- VHS cover
- Directed by: Bill Rebane
- Written by: William Arthur Larry Dreyfus Bill Rebane
- Produced by: Bill Rebane Larry Dreyfus
- Starring: Dean West Meredith Orr Jonathan Goch R. Richardson Luka Jay Gjernes
- Cinematography: Bill Rebane
- Edited by: William Arthur Bill Rebane
- Music by: M. Hans Liebert
- Production company: MTP Productions
- Distributed by: Focus Film (West Germany) Mill Creek Entertainment
- Release date: 1988;
- Running time: 90 minutes
- Country: United States
- Language: English
- Budget: $95,000

= Twister's Revenge! =

Twister's Revenge! is a 1988 American action comedy film directed by Bill Rebane and released direct-to-video.

==Plot==

Three bumbling criminals have repeatedly tried to steal the computerized control system of Mr. Twister, a talking monster truck with a mind of its own. They make one last attempt with an M60 tank.

==Cast==
- Dean West as Dave
- Meredith Orr as Sherry
- David Alan Smith as Kelly
- R. Richardson Luka as Bear
- Jay Gjernes as Dutch
- Tena Murray as Lulu
- William Dexter as Kelly's Father (credited as Bill Dexter)
- J. Worthington Kratz as Kelly's Mother
- Elizabeth Gray as Love Bird Singer
- Angailica as Love Bird Dancer (credited as Angel Rebane)

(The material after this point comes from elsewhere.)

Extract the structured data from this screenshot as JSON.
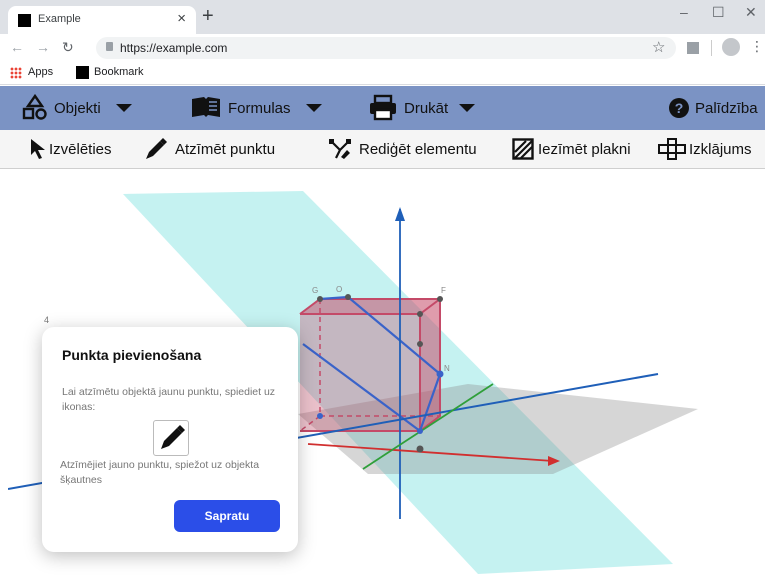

Featured Monster Truck show in Ionia, Michigan featured the following drivers as themselves:

- Rob Fuchs, driving First Blood
- Mark Bendler, driving Kodiak
- Jim Miller, driving Barbarian
- Allen Pezo, driving Lone Eagle

==Production==

Twister's Revenge! was filmed in Merrill, Wisconsin at a cost of $95,000. Rebane said that "We had a strong lead actor [Dean West] for "Twister's Revenge" but the girl — the lead actress — [Meredith Orr] was very weak."

Mr. Twister was a custom-made monster truck belonging to a local man, David Staszak. Its computer control system included an AT&T PC 6300.

==Release==

Twister's Revenge! was released on VHS by Video First Entertainment of Chippewa Falls, Wisconsin in 1988. It was also released in West Germany, under the title Ein Supertruck auf Gangsterjagd! ("A Supertruck on a Gangster-Hunt!") and in Japan.

It was rereleased by Mill Creek Entertainment in 2006, as part of their "Drive-in Movie Classics" series.

===Reviews===

1000 Misspent Hours and Counting awarded the film 2½ stars, noting that Mr. Twister's onboard AI was clearly a ripoff of Knight Rider's KITT and saying that the film had a "demented mismatch between tone and subject matter. The very idea of a funny vigilante revenge film is bizarre. I hasten to emphasize that Twister’s Revenge! is not a parody of Death Wish wannabes, but rather a Death Wish wannabe that is also a comedy."

Josiah Chiappelli gave the film 3/5 on his "Hipster Holy Grail" series.

Twister's Revenge! was featured on a 2019 episode of RedLetterMedia's "Best of the Worst" series.